Recommendations for Risk Managers

The current economic situation is, in my view, as scary as it has been since the GFC. Fear has an impact on risk and companies' and individuals' perceptions of appropriate levels of acceptable risk. How do we translate this into meaningful decision-making by companies, and counsel from Risk Managers?

1. Risk Appetite. There should be no better time than now to review (or write) the Risk Appetite for the business. Risk Appetite will provide a construct for decision-making by management that is in line with the level of risk that is acceptable to the Board and through them the shareholders. Risk Appetite is not a single statement, but needs to be broken into key business activities or processes, and potentially high level business units / companies. When reviewing (or writing) the Risk Appetite, speak directly with the directors and in private companies, with the key shareholders.

2. Identify your Key Risk Indicators (KRIs).
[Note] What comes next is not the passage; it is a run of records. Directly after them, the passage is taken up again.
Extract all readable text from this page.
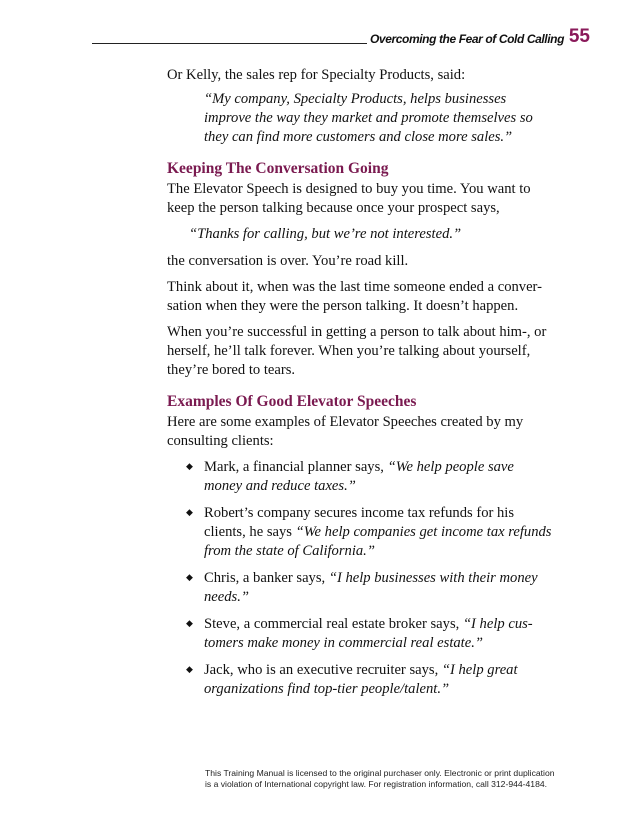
Overcoming the Fear of Cold Calling 55

Or Kelly, the sales rep for Specialty Products, said:

“My company, Specialty Products, helps businesses improve the way they market and promote themselves so they can find more customers and close more sales.”

Keeping The Conversation Going

The Elevator Speech is designed to buy you time. You want to keep the person talking because once your prospect says,

“Thanks for calling, but we’re not interested.”

the conversation is over. You’re road kill.

Think about it, when was the last time someone ended a conver-sation when they were the person talking. It doesn’t happen.

When you’re successful in getting a person to talk about him-, or herself, he’ll talk forever. When you’re talking about yourself, they’re bored to tears.

Examples Of Good Elevator Speeches

Here are some examples of Elevator Speeches created by my consulting clients:

◆ Mark, a financial planner says, “We help people save money and reduce taxes.”
◆ Robert’s company secures income tax refunds for his clients, he says “We help companies get income tax refunds from the state of California.”
◆ Chris, a banker says, “I help businesses with their money needs.”
◆ Steve, a commercial real estate broker says, “I help cus-tomers make money in commercial real estate.”
◆ Jack, who is an executive recruiter says, “I help great organizations find top-tier people/talent.”
This Training Manual is licensed to the original purchaser only. Electronic or print duplication
is a violation of International copyright law. For registration information, call 312-944-4184.
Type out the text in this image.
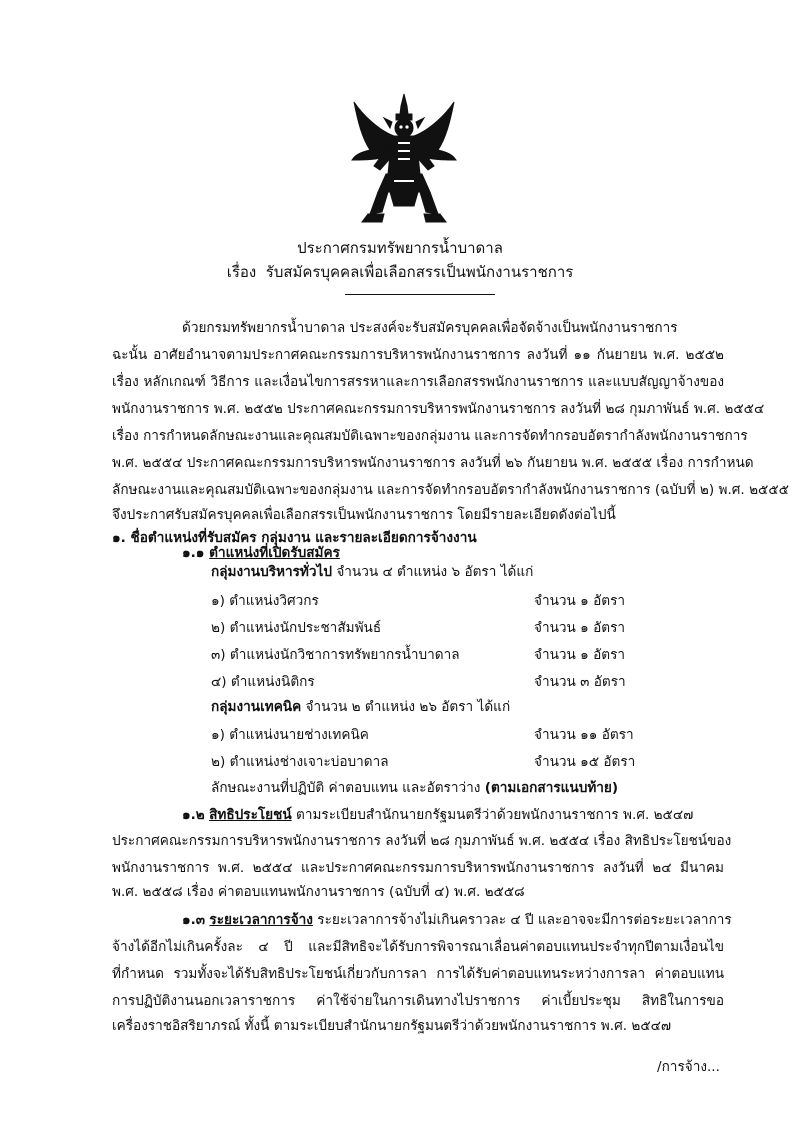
ประกาศกรมทรัพยากรน้ำบาดาล
เรื่อง รับสมัครบุคคลเพื่อเลือกสรรเป็นพนักงานราชการ
ด้วยกรมทรัพยากรน้ำบาดาล ประสงค์จะรับสมัครบุคคลเพื่อจัดจ้างเป็นพนักงานราชการ
ฉะนั้น อาศัยอำนาจตามประกาศคณะกรรมการบริหารพนักงานราชการ ลงวันที่ ๑๑ กันยายน พ.ศ. ๒๕๕๒
เรื่อง หลักเกณฑ์ วิธีการ และเงื่อนไขการสรรหาและการเลือกสรรพนักงานราชการ และแบบสัญญาจ้างของ
พนักงานราชการ พ.ศ. ๒๕๕๒ ประกาศคณะกรรมการบริหารพนักงานราชการ ลงวันที่ ๒๘ กุมภาพันธ์ พ.ศ. ๒๕๕๔
เรื่อง การกำหนดลักษณะงานและคุณสมบัติเฉพาะของกลุ่มงาน และการจัดทำกรอบอัตรากำลังพนักงานราชการ
พ.ศ. ๒๕๕๔ ประกาศคณะกรรมการบริหารพนักงานราชการ ลงวันที่ ๒๖ กันยายน พ.ศ. ๒๕๕๕ เรื่อง การกำหนด
ลักษณะงานและคุณสมบัติเฉพาะของกลุ่มงาน และการจัดทำกรอบอัตรากำลังพนักงานราชการ (ฉบับที่ ๒) พ.ศ. ๒๕๕๕
จึงประกาศรับสมัครบุคคลเพื่อเลือกสรรเป็นพนักงานราชการ โดยมีรายละเอียดดังต่อไปนี้
๑. ชื่อตำแหน่งที่รับสมัคร กลุ่มงาน และรายละเอียดการจ้างงาน
๑.๑ ตำแหน่งที่เปิดรับสมัคร
กลุ่มงานบริหารทั่วไป จำนวน ๔ ตำแหน่ง ๖ อัตรา ได้แก่
๑) ตำแหน่งวิศวกร	จำนวน ๑ อัตรา
๒) ตำแหน่งนักประชาสัมพันธ์	จำนวน ๑ อัตรา
๓) ตำแหน่งนักวิชาการทรัพยากรน้ำบาดาล	จำนวน ๑ อัตรา
๔) ตำแหน่งนิติกร	จำนวน ๓ อัตรา
กลุ่มงานเทคนิค จำนวน ๒ ตำแหน่ง ๒๖ อัตรา ได้แก่
๑) ตำแหน่งนายช่างเทคนิค	จำนวน ๑๑ อัตรา
๒) ตำแหน่งช่างเจาะบ่อบาดาล	จำนวน ๑๕ อัตรา
ลักษณะงานที่ปฏิบัติ ค่าตอบแทน และอัตราว่าง (ตามเอกสารแนบท้าย)
๑.๒ สิทธิประโยชน์ ตามระเบียบสำนักนายกรัฐมนตรีว่าด้วยพนักงานราชการ พ.ศ. ๒๕๔๗
ประกาศคณะกรรมการบริหารพนักงานราชการ ลงวันที่ ๒๘ กุมภาพันธ์ พ.ศ. ๒๕๕๔ เรื่อง สิทธิประโยชน์ของ
พนักงานราชการ พ.ศ. ๒๕๕๔ และประกาศคณะกรรมการบริหารพนักงานราชการ ลงวันที่ ๒๔ มีนาคม
พ.ศ. ๒๕๕๘ เรื่อง ค่าตอบแทนพนักงานราชการ (ฉบับที่ ๔) พ.ศ. ๒๕๕๘
๑.๓ ระยะเวลาการจ้าง ระยะเวลาการจ้างไม่เกินคราวละ ๔ ปี และอาจจะมีการต่อระยะเวลาการ
จ้างได้อีกไม่เกินครั้งละ ๔ ปี และมีสิทธิจะได้รับการพิจารณาเลื่อนค่าตอบแทนประจำทุกปีตามเงื่อนไข
ที่กำหนด รวมทั้งจะได้รับสิทธิประโยชน์เกี่ยวกับการลา การได้รับค่าตอบแทนระหว่างการลา ค่าตอบแทน
การปฏิบัติงานนอกเวลาราชการ ค่าใช้จ่ายในการเดินทางไปราชการ ค่าเบี้ยประชุม สิทธิในการขอ
เครื่องราชอิสริยาภรณ์ ทั้งนี้ ตามระเบียบสำนักนายกรัฐมนตรีว่าด้วยพนักงานราชการ พ.ศ. ๒๕๔๗
/การจ้าง...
These are the indicators whose movement provides insight into the potential increase or decrease in the likelihood of the materialization of any particular risk. For example, this may include items such as average days receivables (expanding may indicate deteriorating customer business conditions), or less obvious indicators such as unplanned staff turnover rates (with falling unplanned turnover being a surrogate for a degrading jobs market for your employees).

3. Stress tests (EKRIs). Build the models, and then test them beyond what your CFO/Finance Director thinks are possible. Build in extremes such as cost of fuel for distribution networks, cost of capital, internal project huddle rates. Stress until the model breaks, then look at why the model broke. That will give you a strong indication of the most important factors to be watching on a daily basis - your External Key Risk Indicators (EKRIs). I know of a very large manufacturing company that failed to hedge fuel costs, resulting in significant business costs when oil did spike. While that may not be the case today, if cheap oil turns out to be transitory, will cost-reduction based profits evaporate?

4. Outside-In. Having built or reviewed the Risk Register, the KRIs and the EKRIs, how are the risks identified reflected in the Risk Registers and risk reporting? Is the current risk environment too inward looking, focusing on the specific risks, controls, actions and people that are within the organization and therefore "observable" to management? How strong is the monitoring of external factors, and how can this be built into risk reporting?

5. Regulation Watch. Times of crisis almost always breed new regulation, or changes to existing regulation. I'm not going to opine on the benefits or otherwise of regulation, but as Risk Managers we must ensure that our organizations has fully considered the potential impact of such changes. When SOx (Sarbanes Oxley) and the section 404 requirements were passed, who predicted $170/hour for bulk standard Internal Auditors spending thousands of hours documenting mundane financial reporting processes and identifying controls - followed then by the massive increases in compliance costs to test those controls? Something like this is in our collective futures.

These are a few of the considerations for Risk Managers today. Are these different from what Risk Managers should be doing or concerned with in good times or steady global growth? No. And that is the rub, and the message; times like today provide strong reminders of what we should be doing every day. The increased fear do however provide us with the energy to get this done.